ABF argued at length before this court that the final clause of section 305 of the Contribution Act, "in a pending action," by the rules of grammar modifies only the immediately preceding noun, "complaint," and, therefore, only a third-party complaint is required to be filed in a pending action. Be that as it may, the rules of the supreme court take precedence over the rules of grammar. The interpretation of section 5 pronounced in Laue v. Leifheit is controlling in this case.
The parties have also called our attention to the legislative debates which took place at the time the Contribution Act was adopted, but we find those debates do not deal with the issues now before us. The legislators expressed the intention to codify judicial decisions recognizing the right of contribution among joint tortfeasors and to permit an action to be brought against a joint tortfeasor who was not a party to the original action. See 81st Ill. Gen. Assem., Senate Proceedings, May 14, 1979, at 173-74.
The law of Illinois seems very clear. ABF cannot now seek contribution in a separate action brought after the original personal injury actions were disposed of either by settlement or by trial on the issue of damages. We believe the same principle applies to the complaint brought by AB Corp. against Welsh which seeks contribution by a separate action at a time when Welsh's personal injury action against AB Corp. was still pending. We affirm the trial court's dismissal of the complaint, but we do so on grounds that the complaint is barred by section 5 of the Contribution Act. We do not reach the question involving the statute of limitations.

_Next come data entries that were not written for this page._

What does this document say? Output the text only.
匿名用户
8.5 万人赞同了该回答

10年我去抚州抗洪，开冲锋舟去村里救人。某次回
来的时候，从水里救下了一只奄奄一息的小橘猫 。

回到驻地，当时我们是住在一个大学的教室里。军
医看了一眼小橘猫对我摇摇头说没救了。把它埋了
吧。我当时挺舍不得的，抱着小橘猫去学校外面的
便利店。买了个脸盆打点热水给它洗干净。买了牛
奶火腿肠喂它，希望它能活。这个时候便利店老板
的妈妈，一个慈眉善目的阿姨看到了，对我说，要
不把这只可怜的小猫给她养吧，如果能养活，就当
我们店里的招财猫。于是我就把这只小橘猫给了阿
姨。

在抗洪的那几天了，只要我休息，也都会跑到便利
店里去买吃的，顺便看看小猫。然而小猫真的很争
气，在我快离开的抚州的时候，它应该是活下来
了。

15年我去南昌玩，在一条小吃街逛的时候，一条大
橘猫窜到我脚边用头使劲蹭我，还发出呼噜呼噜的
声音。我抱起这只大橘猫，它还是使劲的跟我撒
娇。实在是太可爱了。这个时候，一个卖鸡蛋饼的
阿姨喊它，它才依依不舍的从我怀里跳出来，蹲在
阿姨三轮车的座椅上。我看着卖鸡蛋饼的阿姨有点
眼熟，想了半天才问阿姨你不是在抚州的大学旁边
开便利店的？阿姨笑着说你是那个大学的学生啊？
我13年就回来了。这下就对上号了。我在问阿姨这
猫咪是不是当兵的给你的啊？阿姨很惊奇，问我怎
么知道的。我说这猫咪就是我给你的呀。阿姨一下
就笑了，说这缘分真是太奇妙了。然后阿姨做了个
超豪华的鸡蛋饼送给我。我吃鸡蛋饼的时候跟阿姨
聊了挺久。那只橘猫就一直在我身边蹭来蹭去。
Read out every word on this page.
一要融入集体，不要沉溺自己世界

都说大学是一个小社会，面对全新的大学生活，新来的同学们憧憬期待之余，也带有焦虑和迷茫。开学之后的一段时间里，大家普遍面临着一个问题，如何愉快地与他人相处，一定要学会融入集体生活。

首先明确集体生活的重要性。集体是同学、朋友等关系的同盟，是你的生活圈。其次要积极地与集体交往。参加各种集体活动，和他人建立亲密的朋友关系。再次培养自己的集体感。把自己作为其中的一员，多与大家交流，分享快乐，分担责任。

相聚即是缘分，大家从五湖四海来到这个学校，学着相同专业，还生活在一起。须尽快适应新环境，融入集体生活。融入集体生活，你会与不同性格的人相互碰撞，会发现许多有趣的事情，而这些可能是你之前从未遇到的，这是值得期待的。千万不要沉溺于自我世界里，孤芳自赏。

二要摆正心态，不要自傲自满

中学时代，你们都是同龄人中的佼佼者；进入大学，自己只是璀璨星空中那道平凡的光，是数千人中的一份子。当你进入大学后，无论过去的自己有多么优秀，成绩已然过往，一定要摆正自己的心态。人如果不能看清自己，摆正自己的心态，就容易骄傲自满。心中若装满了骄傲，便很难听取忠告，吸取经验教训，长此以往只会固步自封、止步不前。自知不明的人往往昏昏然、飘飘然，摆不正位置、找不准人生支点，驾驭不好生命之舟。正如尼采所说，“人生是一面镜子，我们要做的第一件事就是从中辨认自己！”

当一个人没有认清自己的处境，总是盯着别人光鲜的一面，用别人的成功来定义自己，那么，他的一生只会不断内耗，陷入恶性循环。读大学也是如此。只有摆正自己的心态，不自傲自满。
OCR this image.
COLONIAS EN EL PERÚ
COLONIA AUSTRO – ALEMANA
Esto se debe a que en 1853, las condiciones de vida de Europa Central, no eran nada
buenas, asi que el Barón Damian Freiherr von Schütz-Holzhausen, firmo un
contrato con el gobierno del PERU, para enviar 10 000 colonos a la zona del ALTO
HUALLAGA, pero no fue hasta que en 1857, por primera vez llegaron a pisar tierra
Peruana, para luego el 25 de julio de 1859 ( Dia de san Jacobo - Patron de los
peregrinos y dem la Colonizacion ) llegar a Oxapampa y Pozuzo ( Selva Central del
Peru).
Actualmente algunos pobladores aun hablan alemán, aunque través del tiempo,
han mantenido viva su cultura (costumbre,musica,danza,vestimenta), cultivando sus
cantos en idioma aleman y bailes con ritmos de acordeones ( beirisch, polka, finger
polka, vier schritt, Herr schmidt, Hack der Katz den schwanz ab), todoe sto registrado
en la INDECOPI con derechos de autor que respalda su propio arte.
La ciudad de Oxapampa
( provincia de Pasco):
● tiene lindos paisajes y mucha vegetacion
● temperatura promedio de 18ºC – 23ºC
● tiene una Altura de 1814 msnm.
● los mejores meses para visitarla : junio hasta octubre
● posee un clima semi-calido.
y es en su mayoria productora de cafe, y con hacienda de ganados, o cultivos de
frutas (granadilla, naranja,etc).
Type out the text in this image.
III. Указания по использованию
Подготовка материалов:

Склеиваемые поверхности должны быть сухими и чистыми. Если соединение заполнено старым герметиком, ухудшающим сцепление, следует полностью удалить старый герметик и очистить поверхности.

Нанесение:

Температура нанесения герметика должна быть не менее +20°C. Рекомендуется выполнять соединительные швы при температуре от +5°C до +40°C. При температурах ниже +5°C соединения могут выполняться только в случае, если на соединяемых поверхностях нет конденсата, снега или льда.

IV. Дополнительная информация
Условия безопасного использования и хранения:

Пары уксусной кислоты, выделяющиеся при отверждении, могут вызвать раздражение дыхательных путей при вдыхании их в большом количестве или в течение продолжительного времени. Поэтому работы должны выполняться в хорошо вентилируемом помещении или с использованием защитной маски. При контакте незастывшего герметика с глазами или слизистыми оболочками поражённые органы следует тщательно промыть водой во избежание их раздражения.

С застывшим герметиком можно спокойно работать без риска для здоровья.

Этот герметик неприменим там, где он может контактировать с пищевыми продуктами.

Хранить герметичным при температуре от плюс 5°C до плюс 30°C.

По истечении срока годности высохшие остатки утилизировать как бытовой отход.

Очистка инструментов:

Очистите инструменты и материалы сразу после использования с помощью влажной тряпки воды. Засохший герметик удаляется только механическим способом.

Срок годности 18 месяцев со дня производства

ABF argues that the trial court's retroactive application of the Laue v. Leifheit decision was a violation of its constitutional rights, but we do not agree. The supreme court was interpreting a section of a 1979 statute regulating legal procedure which neither created nor destroyed substantive rights. The fact that the Laue decision was handed down in 1984, after the accident and after the verdicts and settlements in this cause, does not affect its applicability in the case at bar. It is the statute that is a bar to the contribution action, and it was enacted prior to the commencement of this litigation.
We affirm the judgment orders of the circuit court of Peoria County.